Pour les TRVE, elle ne respecte aucun critère d’éligibilité et ne prévoit ni indemnisation ni notification. De plus, elle supprimerait l’Arenh qui, s’il doit à terme être réformé, garantit la conformité du marché national de l’électricité au cadre juridique européen.
S’agissant des TRVG, aucune base législative ou jurisprudentielle ne les autorise, d’autant qu’ils seraient non seulement maintenus, mais aussi élargis.
Par ailleurs, les évolutions proposées ne répondent pas aux besoins des collectivités.
Tout d’abord, les TRVE et les TRVG ne protègent pas, en tant que tels, les collectivités des hausses des prix, car leur niveau doit couvrir l’ensemble des coûts des fournisseurs – c’est le fameux mode de calcul par empilement.
M. Pierre Laurent. Ce ne sera pas 45 milliards d’euros !
M. Laurent Somon, rapporteur. Ce sont plutôt les dispositifs tarifaires, budgétaires et fiscaux liés à ces tarifs, qui viennent d’être adoptés par le Sénat, qui assurent cette fonction protectrice.
En outre, pour un grand nombre de collectivités ayant souscrit des offres de marchés, souvent via des groupements d’achat de leurs syndicats d’énergie, une résiliation anticipée de ces offres les obligerait à indemniser leurs fournisseurs, ce qui les fragiliserait contractuellement et les pénaliserait financièrement.
Plus largement, appliquer aux collectivités des tarifs réglementés contraires au cadre européen les exposerait de fait à un risque de contentieux et de remboursement.
Ne reproduisons pas les erreurs du passé. Nous nous souvenons tous ici – certains plus que d’autres – des contentieux sur la contribution au service public de l’électricité (CSPE) ou sur le relèvement du plafond de l’Arenh !
M. Fabien Gay. Il ne faut pas nous dire cela à nous !
M. Laurent Somon, rapporteur. Au reste, la vingtaine d’organismes que nous avons sollicités, collectivités comprises, nous l’a bien rappelé.

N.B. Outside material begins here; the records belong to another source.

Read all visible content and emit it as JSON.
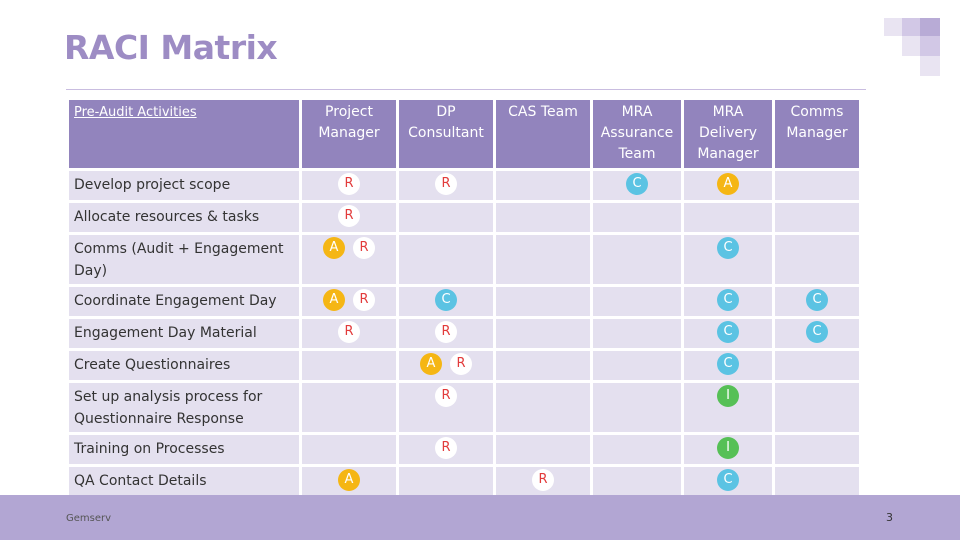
{
  "title": "RACI Matrix",
  "header": {
    "activity": "Pre-Audit Activities",
    "roles": [
      "Project Manager",
      "DP Consultant",
      "CAS Team",
      "MRA Assurance Team",
      "MRA Delivery Manager",
      "Comms Manager"
    ]
  },
  "rows": [
    {
      "activity": "Develop project scope",
      "cells": [
        [
          "R"
        ],
        [
          "R"
        ],
        [],
        [
          "C"
        ],
        [
          "A"
        ],
        []
      ]
    },
    {
      "activity": "Allocate resources & tasks",
      "cells": [
        [
          "R"
        ],
        [],
        [],
        [],
        [],
        []
      ]
    },
    {
      "activity": "Comms (Audit + Engagement Day)",
      "cells": [
        [
          "A",
          "R"
        ],
        [],
        [],
        [],
        [
          "C"
        ],
        []
      ]
    },
    {
      "activity": "Coordinate Engagement Day",
      "cells": [
        [
          "A",
          "R"
        ],
        [
          "C"
        ],
        [],
        [],
        [
          "C"
        ],
        [
          "C"
        ]
      ]
    },
    {
      "activity": "Engagement Day Material",
      "cells": [
        [
          "R"
        ],
        [
          "R"
        ],
        [],
        [],
        [
          "C"
        ],
        [
          "C"
        ]
      ]
    },
    {
      "activity": "Create Questionnaires",
      "cells": [
        [],
        [
          "A",
          "R"
        ],
        [],
        [],
        [
          "C"
        ],
        []
      ]
    },
    {
      "activity": "Set up analysis process for Questionnaire Response",
      "cells": [
        [],
        [
          "R"
        ],
        [],
        [],
        [
          "I"
        ],
        []
      ]
    },
    {
      "activity": "Training on Processes",
      "cells": [
        [],
        [
          "R"
        ],
        [],
        [],
        [
          "I"
        ],
        []
      ]
    },
    {
      "activity": "QA Contact Details",
      "cells": [
        [
          "A"
        ],
        [],
        [
          "R"
        ],
        [],
        [
          "C"
        ],
        []
      ]
    }
  ],
  "colors": {
    "R": "#ffffff",
    "C": "#5bc3e3",
    "A": "#f5b614",
    "I": "#56c056",
    "header": "#9284bd",
    "rowfill": "#e4e0ef",
    "footer": "#b2a6d3"
  },
  "footer": {
    "company": "Gemserv",
    "page": "3"
  }
}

Enfin, les évolutions proposées sont de nature à déstabiliser les fournisseurs d’énergie.
M. Fabien Gay. Ben voyons !
M. Laurent Somon, rapporteur. Pour l’électricité, le groupe EDF serait contraint d’acquérir des volumes non anticipés, dans des proportions importantes et des délais serrés, sur les marchés de l’électricité ou auprès de concurrents. Compte tenu des prix de l’électricité, cela exposerait de fait la société à un risque financier très élevé. (Protestations sur les travées du groupe CRCE.)

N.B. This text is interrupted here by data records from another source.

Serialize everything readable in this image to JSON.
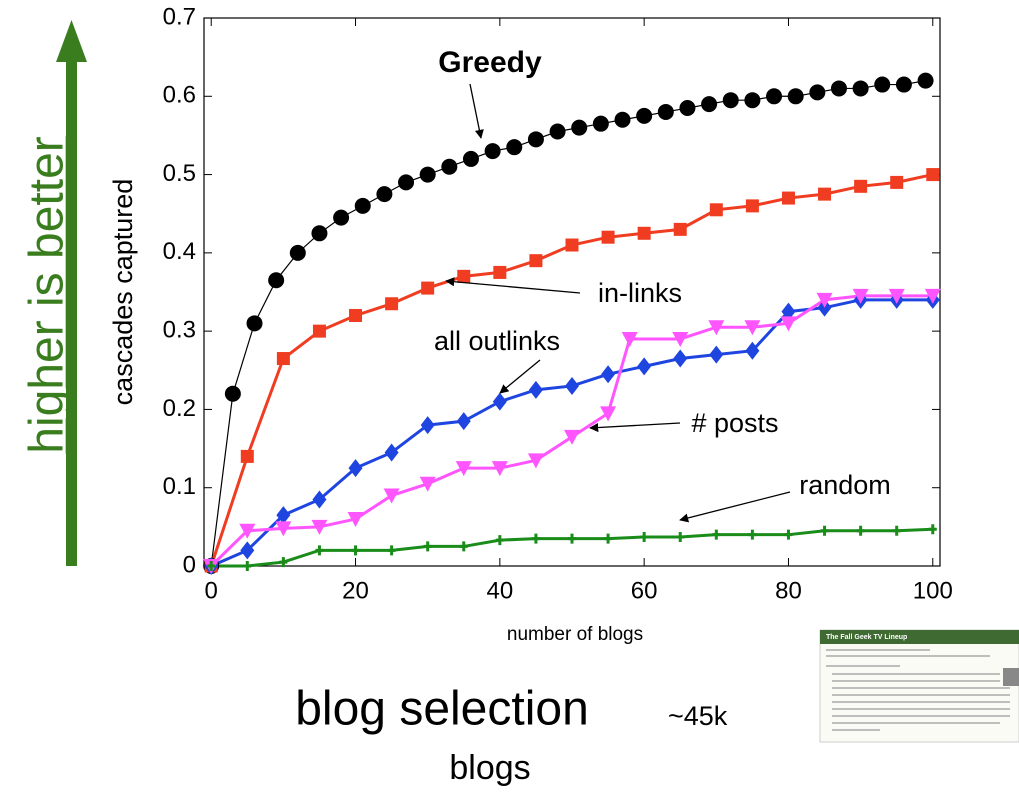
{
  "chart_data": {
    "type": "line",
    "xlabel": "number of blogs",
    "ylabel": "cascades captured",
    "xlim": [
      -1,
      101
    ],
    "ylim": [
      0,
      0.7
    ],
    "xticks": [
      0,
      20,
      40,
      60,
      80,
      100
    ],
    "yticks": [
      0,
      0.1,
      0.2,
      0.3,
      0.4,
      0.5,
      0.6,
      0.7
    ],
    "series": [
      {
        "name": "Greedy",
        "color": "#000000",
        "marker": "circle",
        "x": [
          0,
          3,
          6,
          9,
          12,
          15,
          18,
          21,
          24,
          27,
          30,
          33,
          36,
          39,
          42,
          45,
          48,
          51,
          54,
          57,
          60,
          63,
          66,
          69,
          72,
          75,
          78,
          81,
          84,
          87,
          90,
          93,
          96,
          99
        ],
        "values": [
          0,
          0.22,
          0.31,
          0.365,
          0.4,
          0.425,
          0.445,
          0.46,
          0.475,
          0.49,
          0.5,
          0.51,
          0.52,
          0.53,
          0.535,
          0.545,
          0.555,
          0.56,
          0.565,
          0.57,
          0.575,
          0.58,
          0.585,
          0.59,
          0.595,
          0.595,
          0.6,
          0.6,
          0.605,
          0.61,
          0.61,
          0.615,
          0.615,
          0.62
        ]
      },
      {
        "name": "in-links",
        "color": "#f03c20",
        "marker": "square",
        "x": [
          0,
          5,
          10,
          15,
          20,
          25,
          30,
          35,
          40,
          45,
          50,
          55,
          60,
          65,
          70,
          75,
          80,
          85,
          90,
          95,
          100
        ],
        "values": [
          0,
          0.14,
          0.265,
          0.3,
          0.32,
          0.335,
          0.355,
          0.37,
          0.375,
          0.39,
          0.41,
          0.42,
          0.425,
          0.43,
          0.455,
          0.46,
          0.47,
          0.475,
          0.485,
          0.49,
          0.5
        ]
      },
      {
        "name": "all outlinks",
        "color": "#1f45e0",
        "marker": "diamond",
        "x": [
          0,
          5,
          10,
          15,
          20,
          25,
          30,
          35,
          40,
          45,
          50,
          55,
          60,
          65,
          70,
          75,
          80,
          85,
          90,
          95,
          100
        ],
        "values": [
          0,
          0.02,
          0.065,
          0.085,
          0.125,
          0.145,
          0.18,
          0.185,
          0.21,
          0.225,
          0.23,
          0.245,
          0.255,
          0.265,
          0.27,
          0.275,
          0.325,
          0.33,
          0.34,
          0.34,
          0.34
        ]
      },
      {
        "name": "# posts",
        "color": "#ff55ff",
        "marker": "triangle",
        "x": [
          0,
          5,
          10,
          15,
          20,
          25,
          30,
          35,
          40,
          45,
          50,
          55,
          58,
          65,
          70,
          75,
          80,
          85,
          90,
          95,
          100
        ],
        "values": [
          0,
          0.045,
          0.048,
          0.05,
          0.06,
          0.09,
          0.105,
          0.125,
          0.125,
          0.135,
          0.165,
          0.195,
          0.29,
          0.29,
          0.305,
          0.305,
          0.31,
          0.34,
          0.345,
          0.345,
          0.345
        ]
      },
      {
        "name": "random",
        "color": "#1a8c1a",
        "marker": "plus",
        "x": [
          0,
          5,
          10,
          15,
          20,
          25,
          30,
          35,
          40,
          45,
          50,
          55,
          60,
          65,
          70,
          75,
          80,
          85,
          90,
          95,
          100
        ],
        "values": [
          0,
          0,
          0.005,
          0.02,
          0.02,
          0.02,
          0.025,
          0.025,
          0.033,
          0.035,
          0.035,
          0.035,
          0.037,
          0.037,
          0.04,
          0.04,
          0.04,
          0.045,
          0.045,
          0.045,
          0.047
        ]
      }
    ]
  },
  "slide": {
    "side_label": "higher is better",
    "caption": "blog selection",
    "caption_note": "~45k",
    "caption_second": "blogs",
    "thumbnail_title": "The Fall Geek TV Lineup"
  }
}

Pour le gaz, le groupe Engie devrait se réorganiser, à six mois de l’extinction des TRVG, ces tarifs ayant cessé pour les nouveaux contrats en 2019 et les clients professionnels en 2020.
Selon les travaux de notre commission, le coût d’une application des TRVE et TRVG aux communes serait a minima de 2,5 milliards d’euros pour 2023. Dans les deux cas, les fournisseurs alternatifs seraient évincés au profit des fournisseurs historiques, au mépris du principe constitutionnel de libre concurrence.